Mortgage Affordability Calculator: How Much House Can You Buy?
Enter your home price, down payment, and interest rate to estimate your monthly mortgage payment — including taxes, insurance, and PMI.
How to Use This Mortgage Calculator
Enter the home price or adjust the slider to set your target purchase price.
Set your down payment as a percentage or dollar amount. A higher down payment reduces your monthly cost.
Choose your loan term (10, 15, 20, 25, or 30 years). Shorter terms mean higher payments but less total interest.
Adjust the interest rate based on current market rates or your pre-approval rate.
Expand "Taxes, Insurance & PMI" to include property taxes, home insurance, and private mortgage insurance for a complete picture.
Key Mortgage Terms Explained
Principal
The original amount you borrow from the lender — your home price minus the down payment.
Interest
The cost of borrowing money, expressed as an annual percentage rate (APR). This is what the lender charges for the loan.
PMI (Private Mortgage Insurance)
An insurance premium required when your down payment is less than 20% of the home price. It protects the lender if you default.
Property Tax
An annual tax charged by local governments based on the assessed value of your property. Rates vary by location.
Amortization
The process of spreading your loan payments over time. Early payments go mostly toward interest; later payments go mostly toward principal.
DTI (Debt-to-Income Ratio)
The percentage of your gross monthly income that goes toward debt payments. Lenders typically prefer a DTI below 36%.
Example Calculation
For a $400,000 home with 20% down ($80,000), a 30-year fixed-rate mortgage at 6.5% interest would result in approximately $2,023/month in principal and interest alone. Adding property taxes (~$300/month) and insurance (~$100/month), your total monthly payment would be approximately $2,423.
Frequently Asked Questions
How much house can I afford?
As a general rule, you can afford a home priced at 3-5 times your annual household income. However, this depends on your debt-to-income ratio, down payment, credit score, and current interest rates. Use our affordability check feature to get a personalized estimate.
What is a good mortgage interest rate?
Mortgage rates fluctuate based on market conditions. Historically, rates between 3-7% are common. Your personal rate depends on your credit score, down payment, loan term, and lender. Always compare rates from multiple lenders.
How much should I put down on a house?
While 20% is traditionally recommended (to avoid PMI), many programs allow 3-5% down.
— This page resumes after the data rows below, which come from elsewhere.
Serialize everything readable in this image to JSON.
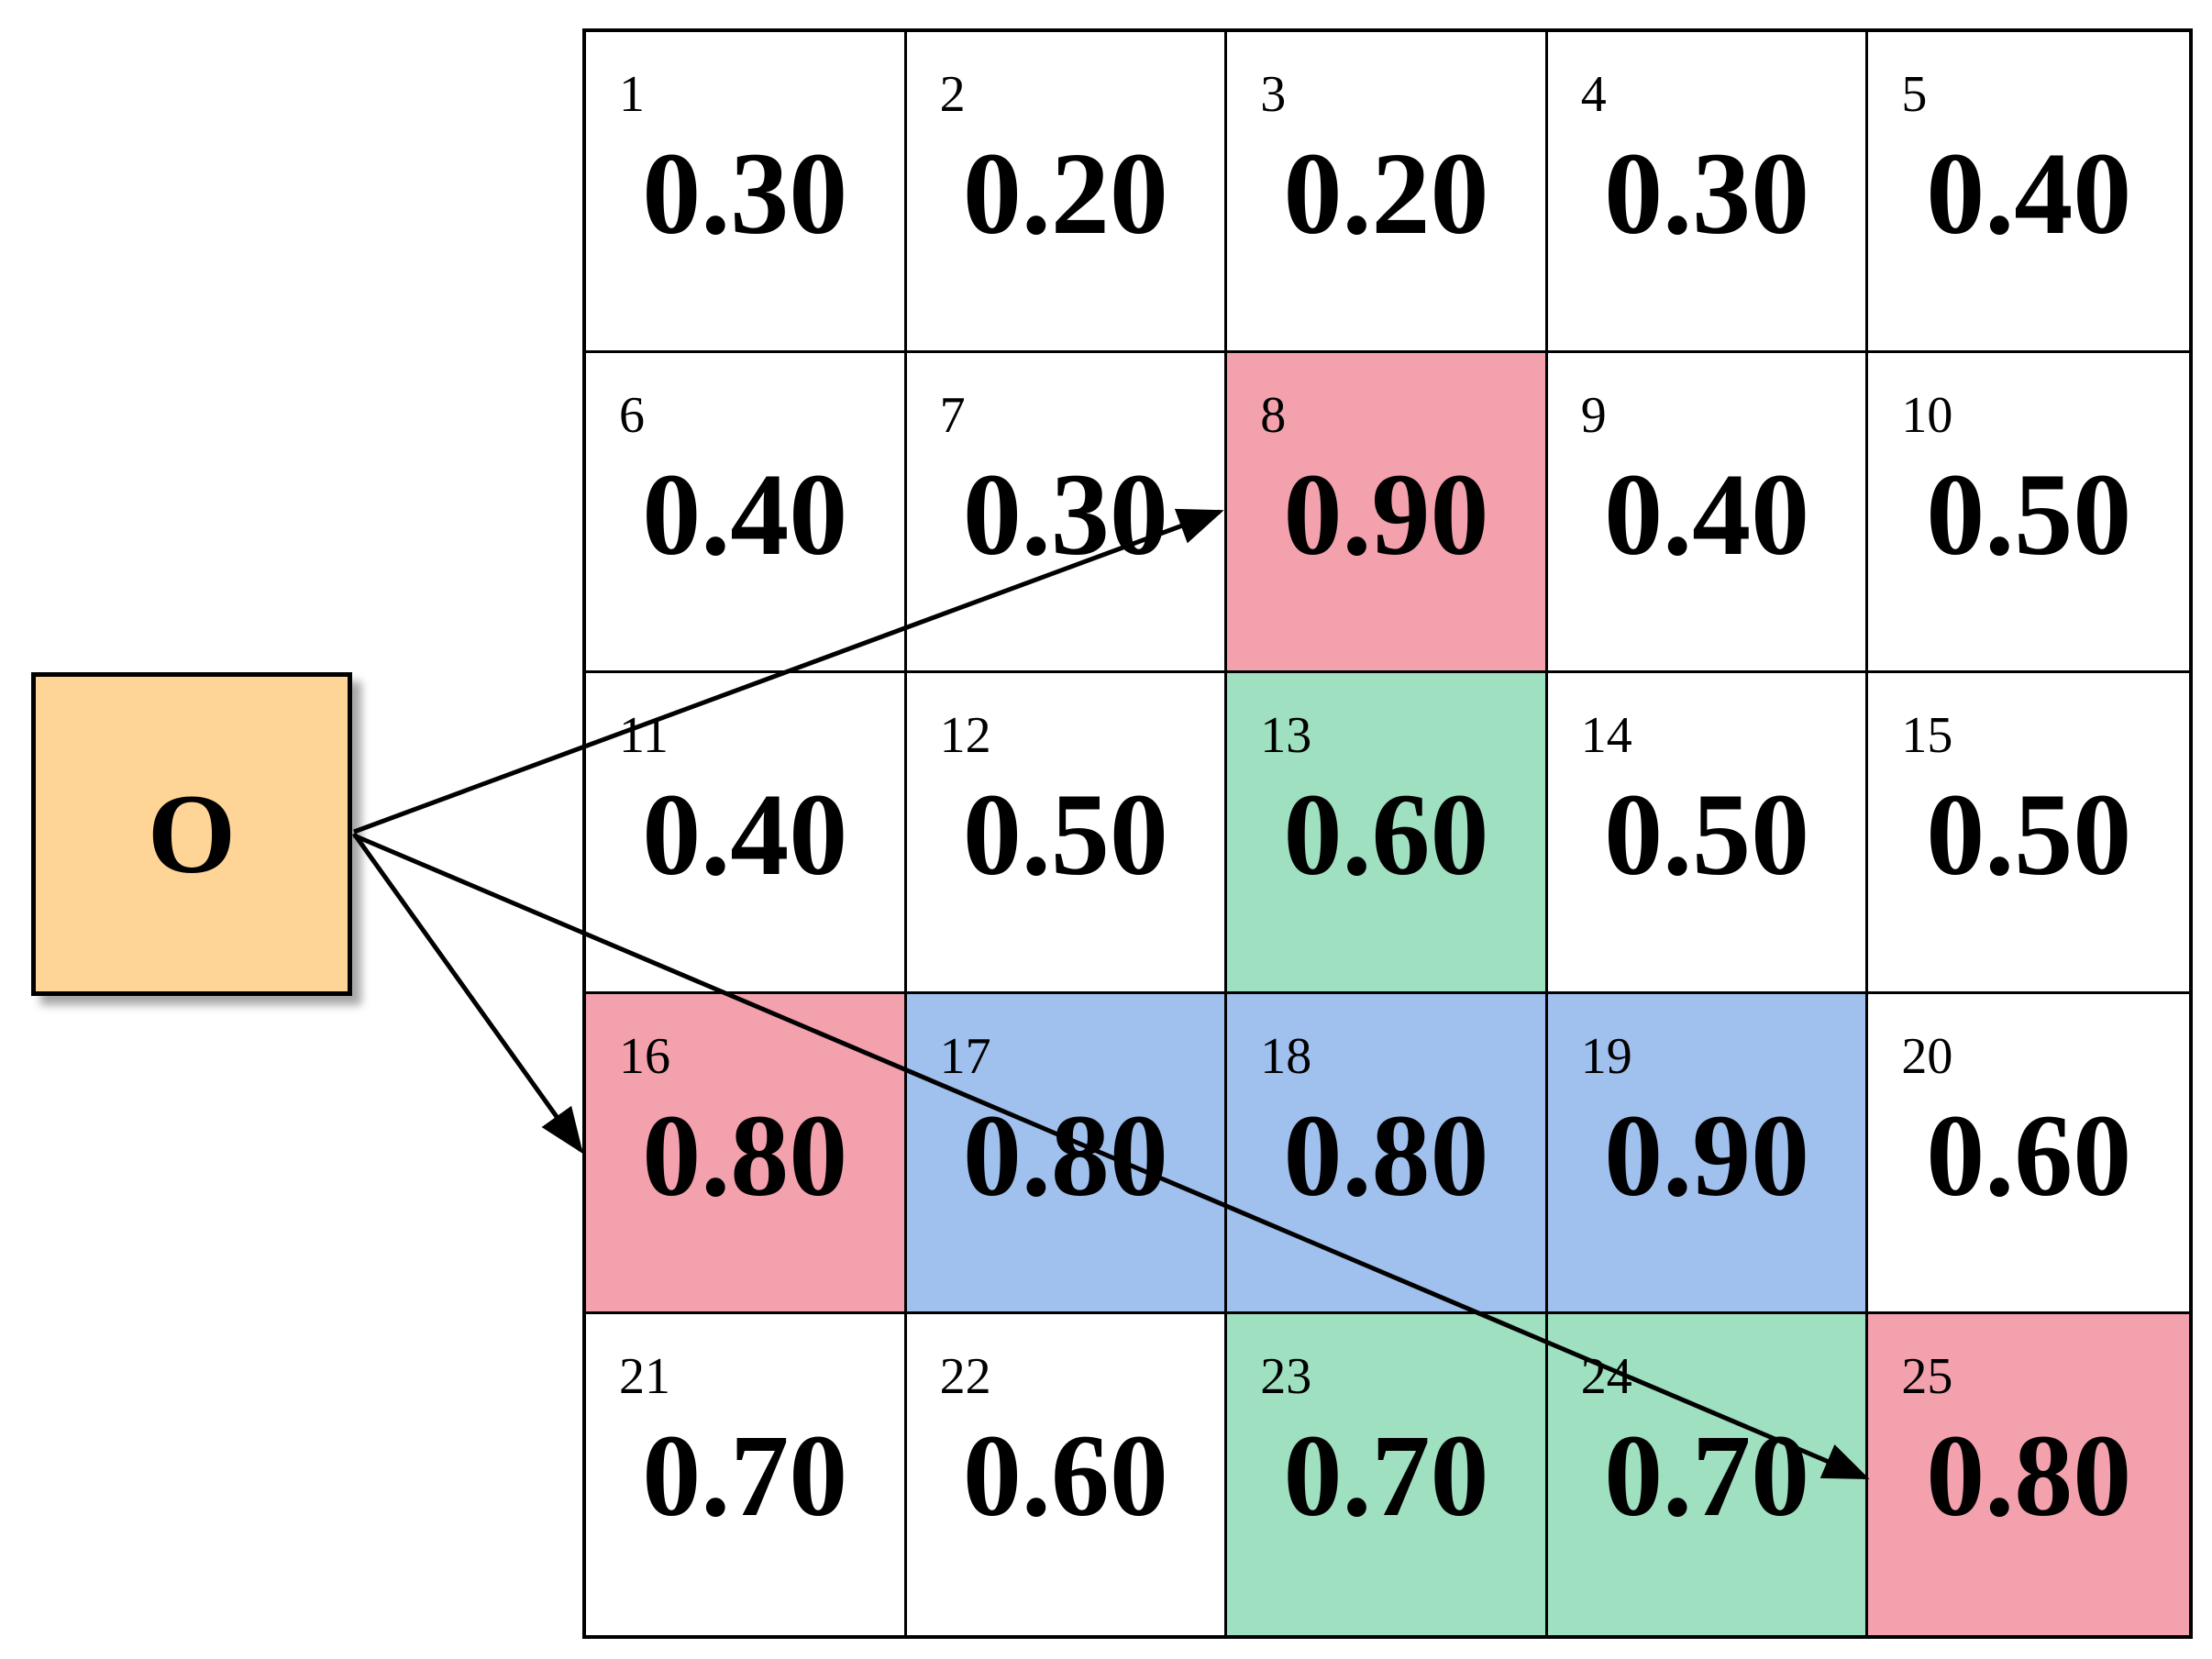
{
  "origin": {
    "label": "O"
  },
  "grid": {
    "cells": [
      {
        "index": "1",
        "value": "0.30",
        "fill": "none"
      },
      {
        "index": "2",
        "value": "0.20",
        "fill": "none"
      },
      {
        "index": "3",
        "value": "0.20",
        "fill": "none"
      },
      {
        "index": "4",
        "value": "0.30",
        "fill": "none"
      },
      {
        "index": "5",
        "value": "0.40",
        "fill": "none"
      },
      {
        "index": "6",
        "value": "0.40",
        "fill": "none"
      },
      {
        "index": "7",
        "value": "0.30",
        "fill": "none"
      },
      {
        "index": "8",
        "value": "0.90",
        "fill": "pink"
      },
      {
        "index": "9",
        "value": "0.40",
        "fill": "none"
      },
      {
        "index": "10",
        "value": "0.50",
        "fill": "none"
      },
      {
        "index": "11",
        "value": "0.40",
        "fill": "none"
      },
      {
        "index": "12",
        "value": "0.50",
        "fill": "none"
      },
      {
        "index": "13",
        "value": "0.60",
        "fill": "green"
      },
      {
        "index": "14",
        "value": "0.50",
        "fill": "none"
      },
      {
        "index": "15",
        "value": "0.50",
        "fill": "none"
      },
      {
        "index": "16",
        "value": "0.80",
        "fill": "pink"
      },
      {
        "index": "17",
        "value": "0.80",
        "fill": "blue"
      },
      {
        "index": "18",
        "value": "0.80",
        "fill": "blue"
      },
      {
        "index": "19",
        "value": "0.90",
        "fill": "blue"
      },
      {
        "index": "20",
        "value": "0.60",
        "fill": "none"
      },
      {
        "index": "21",
        "value": "0.70",
        "fill": "none"
      },
      {
        "index": "22",
        "value": "0.60",
        "fill": "none"
      },
      {
        "index": "23",
        "value": "0.70",
        "fill": "green"
      },
      {
        "index": "24",
        "value": "0.70",
        "fill": "green"
      },
      {
        "index": "25",
        "value": "0.80",
        "fill": "pink"
      }
    ]
  },
  "arrows": [
    {
      "from": "O",
      "to": "8"
    },
    {
      "from": "O",
      "to": "16"
    },
    {
      "from": "O",
      "to": "25"
    }
  ],
  "colors": {
    "origin_fill": "#ffd597",
    "pink": "#f2a1ad",
    "green": "#9ee0c0",
    "blue": "#a0c0ee"
  }
}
FHA loans require as little as 3.5%. A larger down payment reduces your monthly costs and total interest paid.
What is included in a monthly mortgage payment?
A typical mortgage payment includes four components (PITI): Principal (loan repayment), Interest (borrowing cost), Taxes (property taxes), and Insurance (homeowner's insurance). If your down payment is less than 20%, PMI is also included.
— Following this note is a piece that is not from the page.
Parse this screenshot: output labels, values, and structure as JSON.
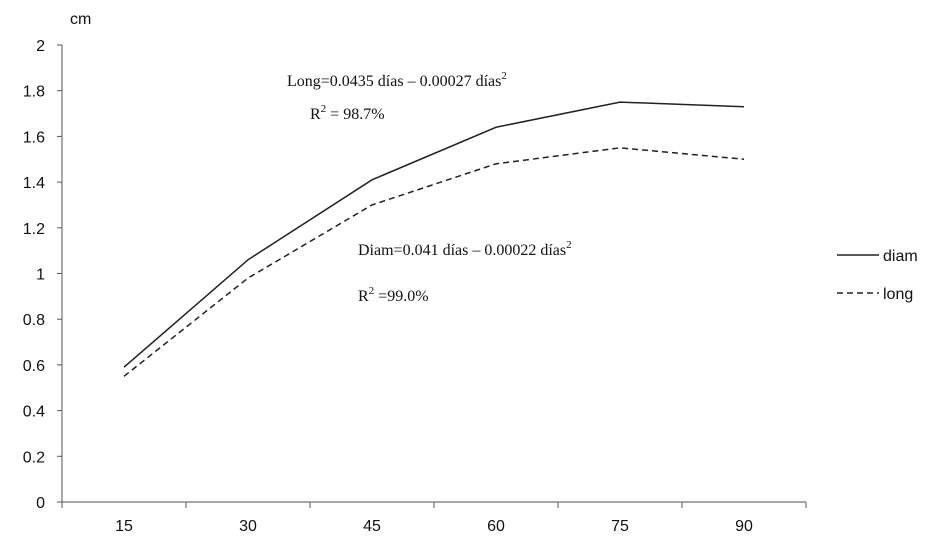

Should I choose a 15-year or 30-year mortgage?
A 15-year mortgage has higher monthly payments but saves significantly on total interest. A 30-year mortgage offers lower monthly payments but costs more over time. Choose based on your budget and financial goals.
How can I lower my monthly mortgage payment?
You can lower your payment by: increasing your down payment, choosing a longer loan term, finding a lower interest rate, buying a less expensive home, or eliminating PMI once you reach 20% equity.
What is an amortization schedule?
An amortization schedule is a table showing each mortgage payment over the life of the loan. It breaks down how much of each payment goes toward principal (reducing your balance) and interest (the cost of borrowing).